A new wave of privately backed oil firms has taken over the North Sea basin by storm spurring record M&A activity over the past few years.
Wood Mackenzie has this week said that equity commitments of $10 billion have helped fuel $12 billion in M&A in the North Sea since 2014. Another $13 billion could be invested in the North Sea, based on disclosed funding.
As part of his presentation at this year’s ONS event in Stavanger, Woodmac’s Neivan Boroujerdi, senior research analyst, North Sea upstream, and Greig Aitken, director, M&A research, took a close look at eight of the North Sea’s PE-backed entrants, identifying the strategies, challenges and potential exit routes they could employ.
Between the new players, the eight companies examined – Azinor Catalyst, Chrysaor, Neptune Energy, Siccar Point, Vår Energy, Verus Petroleum, Wellesley Petroleum and Zennor Petroleum – will contribute 550,000 barrels of oil equivalent to North Sea production this year.

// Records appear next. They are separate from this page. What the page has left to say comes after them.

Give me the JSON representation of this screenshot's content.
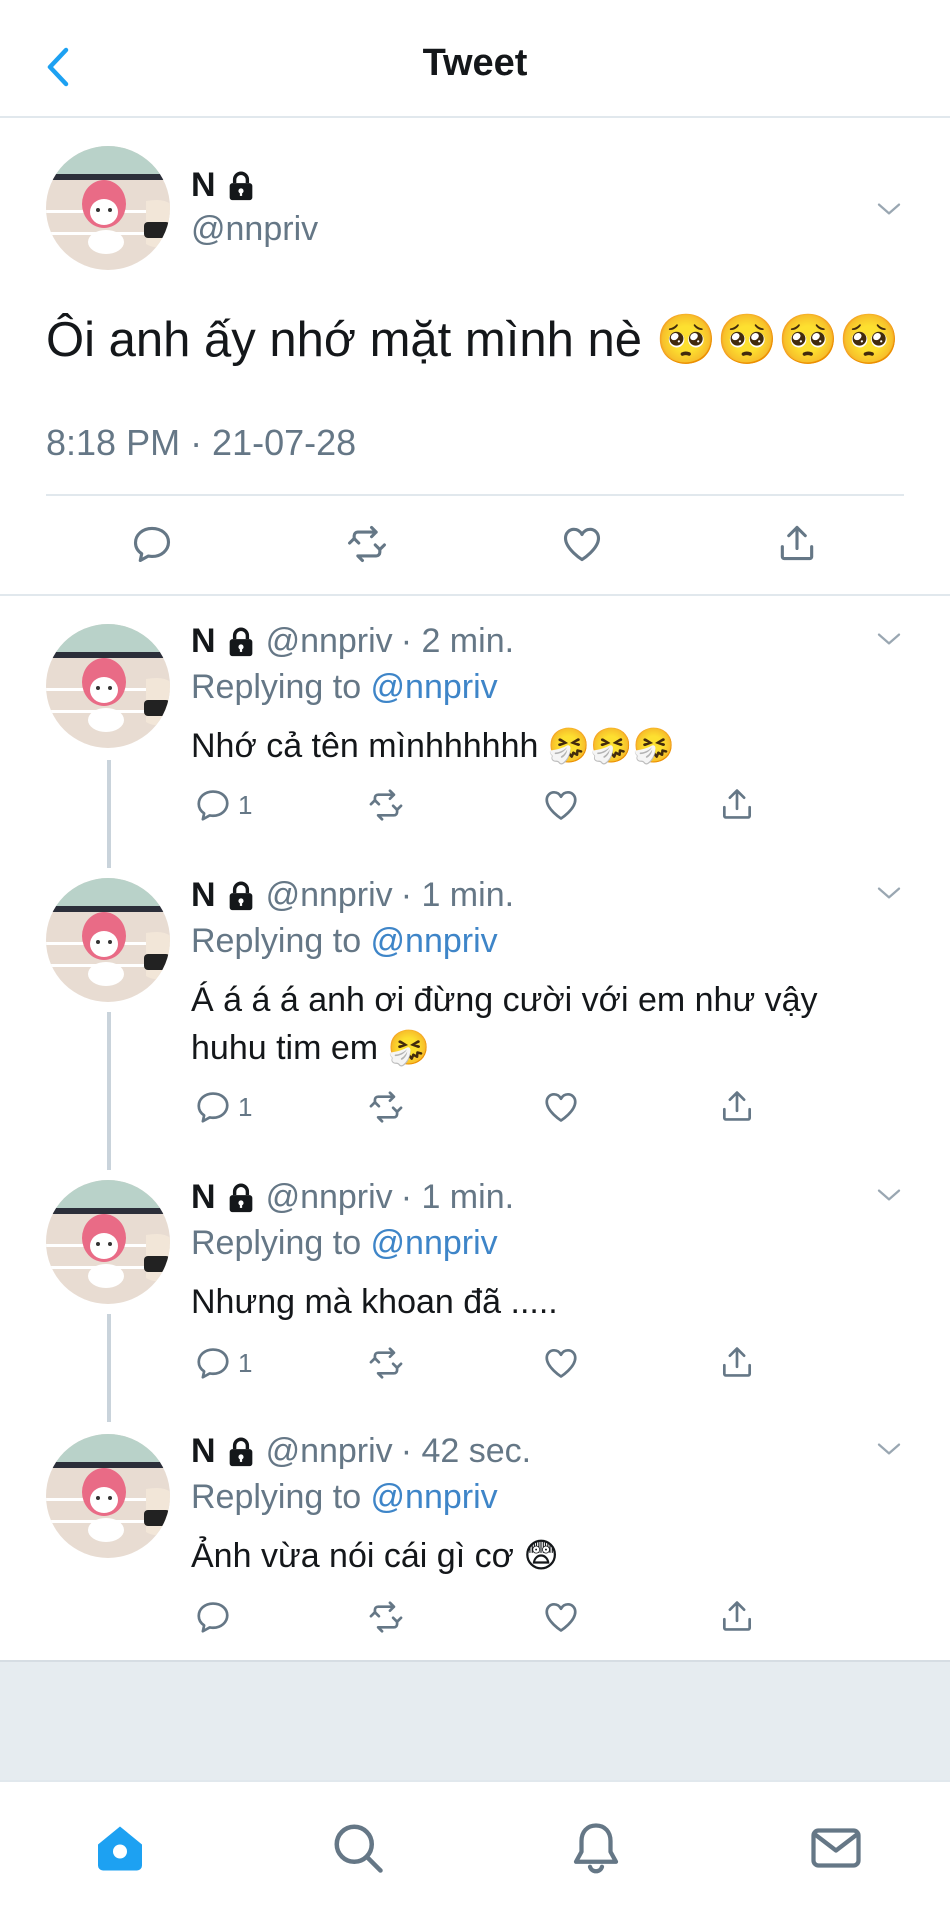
{
  "header": {
    "title": "Tweet"
  },
  "main_tweet": {
    "name": "N",
    "handle": "@nnpriv",
    "text": "Ôi anh ấy nhớ mặt mình nè 🥺🥺🥺🥺",
    "timestamp": "8:18 PM · 21-07-28"
  },
  "replies": [
    {
      "name": "N",
      "handle": "@nnpriv",
      "time": "· 2 min.",
      "replying_label": "Replying to ",
      "replying_to": "@nnpriv",
      "text": "Nhớ cả tên mìnhhhhhh 🤧🤧🤧",
      "reply_count": "1"
    },
    {
      "name": "N",
      "handle": "@nnpriv",
      "time": "· 1 min.",
      "replying_label": "Replying to ",
      "replying_to": "@nnpriv",
      "text": "Á á á á anh ơi đừng cười với em như vậy huhu tim em 🤧",
      "reply_count": "1"
    },
    {
      "name": "N",
      "handle": "@nnpriv",
      "time": "· 1 min.",
      "replying_label": "Replying to ",
      "replying_to": "@nnpriv",
      "text": "Nhưng mà khoan đã .....",
      "reply_count": "1"
    },
    {
      "name": "N",
      "handle": "@nnpriv",
      "time": "· 42 sec.",
      "replying_label": "Replying to ",
      "replying_to": "@nnpriv",
      "text": "Ảnh vừa nói cái gì cơ 😨",
      "reply_count": ""
    }
  ],
  "icons": {
    "back": "chevron-left-icon",
    "lock": "lock-icon",
    "more": "chevron-down-icon",
    "reply": "reply-icon",
    "retweet": "retweet-icon",
    "like": "heart-icon",
    "share": "share-icon",
    "tabs": [
      "home-icon",
      "search-icon",
      "notifications-icon",
      "messages-icon"
    ]
  },
  "colors": {
    "accent": "#1da1f2",
    "link": "#3e85c8",
    "secondary_text": "#657786"
  }
}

Wood Mackenzie’s research found that, while company strategies vary, North Sea PE-backed companies generally adopt one of two approaches. An “acquire and exploit” approach sees them take on under-capitalized assets and exploit upside, by optimizing production and lowering costs. The “lease and drill” strategy, on the other hand, is largely exploration-focused, targeting appraisal upside and development in a low-cost environment.
Boroujerdi said: “Regardless of the chosen strategy, private equity companies eventually need to achieve a successful exit. There are a number of options. Some may choose a secondary private equity or trade sale.”
“For larger companies, an IPO is most likely, given the corporate landscape and lack of major buyers. For a successful IPO, companies need have a strong growth story – both volume and value – that will underpin future returns, as well as a clear and differentiated investment thesis, and a proven track record.
Upstream industry winning
“While private equity-backed companies will invest more than US$10 billion in development capital over the next five years, this needs to increase to meet ambitious growth plans. However, PE-backed firms face the same growth challenges as other companies active in the North Sea: development risk, declining portfolios, and a competitive M&A market.”
He added: “Other than relying on increases in oil prices, not every company can win in such an environment. But the upstream industry is certainly winning. The influx of private equity investment has sparked a new momentum in the North Sea, revitalizing assets, extending the life of fields and igniting animal spirits.”